It's spoken in Hongkong and it's surrounding places. Please add it as a separate language. Although Mandarin and Cantonese are both Chinese, the sounds are very different to the point where people cannot understand the other language. Also, mandarin uses simplified written Chinese and Cantonese uses traditional written Chinese though the two are usually mutually intelligible.

I agree completely, it's getting really annoying when I see requests for Chinese-->English translations and the lyrics turn out to be in Cantonese when I research them further

Hi, there. Thanks for the topic. Mandarin and Cantonese were given standalone entries in the past, but it was reverted back to one single entry for Chinese because there was no way we could check all the lyrics and translations already marked as Chinese as to edit them and mark them in the proper dialect.
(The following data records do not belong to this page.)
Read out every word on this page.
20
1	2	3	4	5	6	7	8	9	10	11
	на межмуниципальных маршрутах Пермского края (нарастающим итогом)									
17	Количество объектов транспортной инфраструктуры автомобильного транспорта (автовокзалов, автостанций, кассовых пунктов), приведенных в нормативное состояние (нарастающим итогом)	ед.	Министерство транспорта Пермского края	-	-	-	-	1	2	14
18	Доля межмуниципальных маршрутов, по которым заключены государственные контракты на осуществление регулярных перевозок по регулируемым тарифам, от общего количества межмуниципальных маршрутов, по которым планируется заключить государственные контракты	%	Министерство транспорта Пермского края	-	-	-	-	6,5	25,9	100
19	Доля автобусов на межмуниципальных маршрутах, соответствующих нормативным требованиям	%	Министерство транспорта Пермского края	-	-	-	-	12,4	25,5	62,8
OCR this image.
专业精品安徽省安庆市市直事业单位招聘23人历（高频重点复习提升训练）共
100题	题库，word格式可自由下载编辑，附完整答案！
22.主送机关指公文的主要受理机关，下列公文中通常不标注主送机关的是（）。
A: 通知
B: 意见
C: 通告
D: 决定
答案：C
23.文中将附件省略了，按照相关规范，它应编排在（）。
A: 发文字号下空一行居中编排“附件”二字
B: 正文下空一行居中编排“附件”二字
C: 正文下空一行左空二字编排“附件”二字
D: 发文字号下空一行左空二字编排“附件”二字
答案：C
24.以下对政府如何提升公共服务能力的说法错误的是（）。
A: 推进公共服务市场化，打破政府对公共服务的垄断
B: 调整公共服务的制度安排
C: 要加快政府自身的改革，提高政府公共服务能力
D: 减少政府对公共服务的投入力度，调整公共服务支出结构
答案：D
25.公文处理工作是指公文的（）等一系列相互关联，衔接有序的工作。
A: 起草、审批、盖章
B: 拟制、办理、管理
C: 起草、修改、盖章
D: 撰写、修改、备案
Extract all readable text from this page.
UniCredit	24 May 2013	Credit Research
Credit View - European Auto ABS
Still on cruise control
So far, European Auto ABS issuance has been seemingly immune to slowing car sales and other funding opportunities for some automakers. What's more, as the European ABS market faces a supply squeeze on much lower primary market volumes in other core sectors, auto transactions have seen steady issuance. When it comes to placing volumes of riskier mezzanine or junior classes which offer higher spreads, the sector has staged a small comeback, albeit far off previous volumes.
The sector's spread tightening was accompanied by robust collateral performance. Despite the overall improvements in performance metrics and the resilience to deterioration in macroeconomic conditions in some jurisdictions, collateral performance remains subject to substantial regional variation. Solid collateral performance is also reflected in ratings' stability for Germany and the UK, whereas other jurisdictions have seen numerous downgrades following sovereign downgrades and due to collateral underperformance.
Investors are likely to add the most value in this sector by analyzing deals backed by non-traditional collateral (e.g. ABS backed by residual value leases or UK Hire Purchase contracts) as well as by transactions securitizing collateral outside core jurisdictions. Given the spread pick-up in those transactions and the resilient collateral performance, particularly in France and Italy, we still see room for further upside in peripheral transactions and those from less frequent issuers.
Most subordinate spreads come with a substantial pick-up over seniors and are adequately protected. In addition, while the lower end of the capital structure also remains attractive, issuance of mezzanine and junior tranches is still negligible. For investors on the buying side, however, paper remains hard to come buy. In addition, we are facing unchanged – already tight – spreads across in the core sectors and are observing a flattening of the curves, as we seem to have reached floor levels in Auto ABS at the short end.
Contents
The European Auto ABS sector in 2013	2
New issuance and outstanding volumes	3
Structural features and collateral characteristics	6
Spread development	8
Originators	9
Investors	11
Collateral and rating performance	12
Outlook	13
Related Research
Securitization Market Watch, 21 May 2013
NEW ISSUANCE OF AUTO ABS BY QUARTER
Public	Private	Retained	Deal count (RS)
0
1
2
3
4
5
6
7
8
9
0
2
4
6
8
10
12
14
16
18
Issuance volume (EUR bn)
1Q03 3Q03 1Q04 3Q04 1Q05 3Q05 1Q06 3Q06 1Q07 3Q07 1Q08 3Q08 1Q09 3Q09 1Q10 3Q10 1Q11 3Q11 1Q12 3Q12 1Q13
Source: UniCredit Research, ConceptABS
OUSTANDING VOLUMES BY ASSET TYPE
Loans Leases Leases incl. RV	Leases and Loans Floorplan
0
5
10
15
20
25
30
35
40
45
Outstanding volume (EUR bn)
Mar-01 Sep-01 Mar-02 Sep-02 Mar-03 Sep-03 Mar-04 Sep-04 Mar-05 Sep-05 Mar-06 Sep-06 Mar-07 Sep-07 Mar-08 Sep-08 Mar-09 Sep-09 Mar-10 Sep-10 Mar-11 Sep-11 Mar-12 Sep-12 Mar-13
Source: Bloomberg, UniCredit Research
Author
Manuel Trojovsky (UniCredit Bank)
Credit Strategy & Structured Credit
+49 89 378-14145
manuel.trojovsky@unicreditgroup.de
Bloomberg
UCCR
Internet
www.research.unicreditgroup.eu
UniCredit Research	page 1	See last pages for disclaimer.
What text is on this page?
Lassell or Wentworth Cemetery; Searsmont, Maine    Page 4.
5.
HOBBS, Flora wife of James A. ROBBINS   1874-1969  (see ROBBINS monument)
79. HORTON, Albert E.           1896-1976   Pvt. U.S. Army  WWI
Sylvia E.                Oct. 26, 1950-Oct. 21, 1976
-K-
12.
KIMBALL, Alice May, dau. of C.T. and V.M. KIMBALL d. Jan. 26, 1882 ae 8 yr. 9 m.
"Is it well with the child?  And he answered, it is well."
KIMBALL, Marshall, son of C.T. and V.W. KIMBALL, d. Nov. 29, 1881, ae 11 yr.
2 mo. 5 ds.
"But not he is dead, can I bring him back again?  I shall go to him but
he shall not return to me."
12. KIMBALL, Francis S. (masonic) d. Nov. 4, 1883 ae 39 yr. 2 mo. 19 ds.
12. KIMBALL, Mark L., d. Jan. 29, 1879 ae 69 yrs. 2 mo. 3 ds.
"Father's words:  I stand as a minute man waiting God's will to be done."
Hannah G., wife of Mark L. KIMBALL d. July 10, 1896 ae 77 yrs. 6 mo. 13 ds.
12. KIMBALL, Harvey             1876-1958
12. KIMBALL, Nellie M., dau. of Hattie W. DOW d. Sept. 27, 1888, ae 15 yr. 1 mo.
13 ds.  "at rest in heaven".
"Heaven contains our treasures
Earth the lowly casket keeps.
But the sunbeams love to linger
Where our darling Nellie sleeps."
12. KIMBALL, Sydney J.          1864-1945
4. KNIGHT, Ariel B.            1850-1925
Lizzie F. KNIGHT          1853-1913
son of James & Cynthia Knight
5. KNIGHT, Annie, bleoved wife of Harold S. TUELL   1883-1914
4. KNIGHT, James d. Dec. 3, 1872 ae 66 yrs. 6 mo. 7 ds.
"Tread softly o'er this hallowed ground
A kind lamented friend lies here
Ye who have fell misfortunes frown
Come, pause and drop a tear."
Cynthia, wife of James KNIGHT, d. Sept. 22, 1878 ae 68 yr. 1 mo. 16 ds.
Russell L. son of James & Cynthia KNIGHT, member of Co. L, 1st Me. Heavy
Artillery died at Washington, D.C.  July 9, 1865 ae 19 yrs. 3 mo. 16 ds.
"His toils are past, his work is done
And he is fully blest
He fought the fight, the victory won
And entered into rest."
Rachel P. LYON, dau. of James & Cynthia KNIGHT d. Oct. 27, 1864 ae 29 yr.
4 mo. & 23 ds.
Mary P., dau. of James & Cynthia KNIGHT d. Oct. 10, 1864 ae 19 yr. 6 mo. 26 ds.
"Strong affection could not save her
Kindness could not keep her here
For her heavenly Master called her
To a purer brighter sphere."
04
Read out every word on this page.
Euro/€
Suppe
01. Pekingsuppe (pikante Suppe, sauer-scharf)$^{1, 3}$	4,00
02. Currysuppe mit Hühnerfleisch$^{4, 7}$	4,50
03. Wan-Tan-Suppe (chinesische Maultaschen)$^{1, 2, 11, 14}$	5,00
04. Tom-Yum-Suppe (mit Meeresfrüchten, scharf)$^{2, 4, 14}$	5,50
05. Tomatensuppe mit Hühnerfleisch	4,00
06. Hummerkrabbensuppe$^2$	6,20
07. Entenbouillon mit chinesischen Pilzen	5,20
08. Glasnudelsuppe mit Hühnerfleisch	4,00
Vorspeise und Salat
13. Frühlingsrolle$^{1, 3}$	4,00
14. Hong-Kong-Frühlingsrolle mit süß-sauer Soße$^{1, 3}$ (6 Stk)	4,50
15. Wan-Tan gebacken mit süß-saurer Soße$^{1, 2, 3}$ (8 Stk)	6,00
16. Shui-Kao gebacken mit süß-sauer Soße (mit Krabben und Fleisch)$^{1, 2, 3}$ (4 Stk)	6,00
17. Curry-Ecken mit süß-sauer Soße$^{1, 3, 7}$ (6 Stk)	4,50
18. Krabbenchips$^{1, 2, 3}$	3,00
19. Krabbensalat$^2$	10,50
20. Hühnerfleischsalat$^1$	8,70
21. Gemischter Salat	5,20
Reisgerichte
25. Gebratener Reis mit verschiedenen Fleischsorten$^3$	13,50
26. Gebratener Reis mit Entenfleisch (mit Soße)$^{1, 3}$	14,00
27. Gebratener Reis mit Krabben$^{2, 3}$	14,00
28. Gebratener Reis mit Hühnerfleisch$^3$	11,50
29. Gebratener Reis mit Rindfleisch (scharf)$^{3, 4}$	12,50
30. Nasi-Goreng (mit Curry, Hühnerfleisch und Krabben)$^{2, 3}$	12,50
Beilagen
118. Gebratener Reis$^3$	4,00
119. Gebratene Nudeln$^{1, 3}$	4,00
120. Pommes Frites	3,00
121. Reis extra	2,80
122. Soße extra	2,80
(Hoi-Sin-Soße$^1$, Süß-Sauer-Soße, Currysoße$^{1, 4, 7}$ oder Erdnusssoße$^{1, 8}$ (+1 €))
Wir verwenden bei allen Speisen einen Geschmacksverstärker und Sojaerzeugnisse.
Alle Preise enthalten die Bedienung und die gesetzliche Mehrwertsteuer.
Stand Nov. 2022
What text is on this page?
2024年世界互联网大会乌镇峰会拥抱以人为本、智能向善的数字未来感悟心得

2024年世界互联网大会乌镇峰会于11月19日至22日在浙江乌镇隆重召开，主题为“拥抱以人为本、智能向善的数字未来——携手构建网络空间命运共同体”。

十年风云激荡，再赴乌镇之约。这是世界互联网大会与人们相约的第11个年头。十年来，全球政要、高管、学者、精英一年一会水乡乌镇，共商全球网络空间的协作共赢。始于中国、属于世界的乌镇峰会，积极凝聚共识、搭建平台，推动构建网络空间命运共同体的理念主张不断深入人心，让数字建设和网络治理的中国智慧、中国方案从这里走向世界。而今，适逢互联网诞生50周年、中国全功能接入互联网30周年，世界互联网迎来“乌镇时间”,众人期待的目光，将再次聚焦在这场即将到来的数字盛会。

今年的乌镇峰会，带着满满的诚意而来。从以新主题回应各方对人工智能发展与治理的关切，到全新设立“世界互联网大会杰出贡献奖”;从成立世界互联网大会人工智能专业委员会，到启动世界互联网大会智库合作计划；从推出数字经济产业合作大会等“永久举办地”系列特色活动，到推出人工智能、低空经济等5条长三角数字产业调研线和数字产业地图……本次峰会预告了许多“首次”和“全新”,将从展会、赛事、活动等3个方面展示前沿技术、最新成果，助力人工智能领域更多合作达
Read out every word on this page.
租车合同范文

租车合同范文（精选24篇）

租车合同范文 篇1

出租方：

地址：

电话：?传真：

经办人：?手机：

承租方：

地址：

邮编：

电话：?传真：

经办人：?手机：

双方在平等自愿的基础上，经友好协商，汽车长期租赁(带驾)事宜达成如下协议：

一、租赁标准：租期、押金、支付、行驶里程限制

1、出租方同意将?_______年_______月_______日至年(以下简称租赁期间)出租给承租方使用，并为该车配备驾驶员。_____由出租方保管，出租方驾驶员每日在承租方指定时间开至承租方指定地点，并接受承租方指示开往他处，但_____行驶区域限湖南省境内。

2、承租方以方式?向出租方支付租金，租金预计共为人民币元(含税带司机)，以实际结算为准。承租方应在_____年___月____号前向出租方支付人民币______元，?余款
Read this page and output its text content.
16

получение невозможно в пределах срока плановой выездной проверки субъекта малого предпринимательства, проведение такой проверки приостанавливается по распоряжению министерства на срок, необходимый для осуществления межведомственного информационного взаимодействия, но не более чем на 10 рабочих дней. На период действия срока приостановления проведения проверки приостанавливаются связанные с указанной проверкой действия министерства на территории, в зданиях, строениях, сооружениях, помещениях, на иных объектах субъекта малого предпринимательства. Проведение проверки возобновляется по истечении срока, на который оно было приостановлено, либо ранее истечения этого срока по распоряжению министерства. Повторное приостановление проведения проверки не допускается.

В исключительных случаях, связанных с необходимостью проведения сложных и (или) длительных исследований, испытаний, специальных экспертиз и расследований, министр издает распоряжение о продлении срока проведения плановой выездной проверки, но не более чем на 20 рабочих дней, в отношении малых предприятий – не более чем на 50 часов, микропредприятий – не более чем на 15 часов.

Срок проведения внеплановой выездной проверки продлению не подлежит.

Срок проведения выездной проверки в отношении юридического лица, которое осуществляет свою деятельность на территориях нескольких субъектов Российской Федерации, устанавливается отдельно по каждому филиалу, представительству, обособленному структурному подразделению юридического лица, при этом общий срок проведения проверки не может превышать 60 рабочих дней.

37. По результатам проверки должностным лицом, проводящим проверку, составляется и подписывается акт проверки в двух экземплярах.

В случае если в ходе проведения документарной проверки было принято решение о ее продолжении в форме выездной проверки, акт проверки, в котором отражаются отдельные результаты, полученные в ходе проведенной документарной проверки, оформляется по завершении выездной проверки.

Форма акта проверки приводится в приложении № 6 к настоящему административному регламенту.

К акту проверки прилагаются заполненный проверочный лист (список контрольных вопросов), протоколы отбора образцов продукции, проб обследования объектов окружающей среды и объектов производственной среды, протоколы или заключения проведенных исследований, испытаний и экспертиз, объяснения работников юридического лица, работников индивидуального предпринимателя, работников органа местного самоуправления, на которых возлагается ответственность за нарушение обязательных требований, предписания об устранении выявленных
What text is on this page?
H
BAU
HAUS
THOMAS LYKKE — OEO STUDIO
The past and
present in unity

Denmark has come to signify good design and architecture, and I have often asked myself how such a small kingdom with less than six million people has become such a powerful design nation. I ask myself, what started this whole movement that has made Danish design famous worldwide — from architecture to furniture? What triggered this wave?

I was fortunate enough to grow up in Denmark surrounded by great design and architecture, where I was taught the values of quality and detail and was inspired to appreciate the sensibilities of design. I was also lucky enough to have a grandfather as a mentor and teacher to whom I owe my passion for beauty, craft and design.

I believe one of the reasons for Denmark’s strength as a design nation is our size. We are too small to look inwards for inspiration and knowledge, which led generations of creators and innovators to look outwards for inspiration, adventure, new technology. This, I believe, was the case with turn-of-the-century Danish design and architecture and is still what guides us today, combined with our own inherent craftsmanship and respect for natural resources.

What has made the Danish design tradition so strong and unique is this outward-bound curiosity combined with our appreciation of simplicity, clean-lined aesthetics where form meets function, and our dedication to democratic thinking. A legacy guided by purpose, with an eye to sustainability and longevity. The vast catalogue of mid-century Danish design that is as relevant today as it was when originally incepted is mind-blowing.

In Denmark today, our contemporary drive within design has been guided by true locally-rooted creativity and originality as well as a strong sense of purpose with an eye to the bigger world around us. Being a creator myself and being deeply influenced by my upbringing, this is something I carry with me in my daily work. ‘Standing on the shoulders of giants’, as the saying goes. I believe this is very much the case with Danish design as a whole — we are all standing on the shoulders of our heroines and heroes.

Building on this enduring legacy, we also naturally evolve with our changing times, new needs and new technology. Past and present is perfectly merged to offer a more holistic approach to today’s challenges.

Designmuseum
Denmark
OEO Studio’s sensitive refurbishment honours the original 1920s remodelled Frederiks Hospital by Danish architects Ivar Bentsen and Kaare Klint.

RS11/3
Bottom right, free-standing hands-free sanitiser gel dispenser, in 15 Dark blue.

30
I agree, but how would users who don't what's in Mandarin and what's in Cantonese when they submit songs or make requests?

We currently have 2,309:

From these number, how many of them are in Cantonese and Mandarin? It would be awesome if we could separate them, but unless someone (or several someones) are willing to help, I don't think the admins would really take this into account Sad smile

Or is there a way you could teach us how to differentiate between them? how many are there out there that you believe might be on this site? I'm really interested in helping this get through! I hope I don't sound sarcastic when I say these things.

Sarcasm is not really your style, Helen. Leave that to me Wink smile

Now seriously, automatic language identification is technically feasible even with modest resources.

Extremely simple neural networks can do that (it's way less complicated than recognizing kitten), or various classification / statistical approaches. One of the minor blessings of this "deep learning" every man and his dog seems so excited about these days.

You can even pray our benevolent Google God to do that kind of job, from within an automated piece of software.

The results are not guaranteed (it can fail on very short texts or very similar languages like Brazilian/Portuguese), but apparently Chinese and Cantonese are not listed as "dangerously close".

That could reduce the tedious browsing through a couple thousand lyrics to a handful of indecidable cases to be checked by hand.

I have never tested any of these tools, but I have no doubt about the technology.
I just think it might be worth a look from the powers that be.

@petit élève Regular smile then I must work on it!

I have looked into something like GT and I have looked at small samples of the songs we already have here. I'm going to do some testing tonight by taking a batch of songs on LT and seeing if I can correctly identify them through these resources or through other means. If results are good, I think we might be on to something. I just need to find a native speaker who can identify them afterward to see if there was any success in it.

How correct was I though? any native speakers?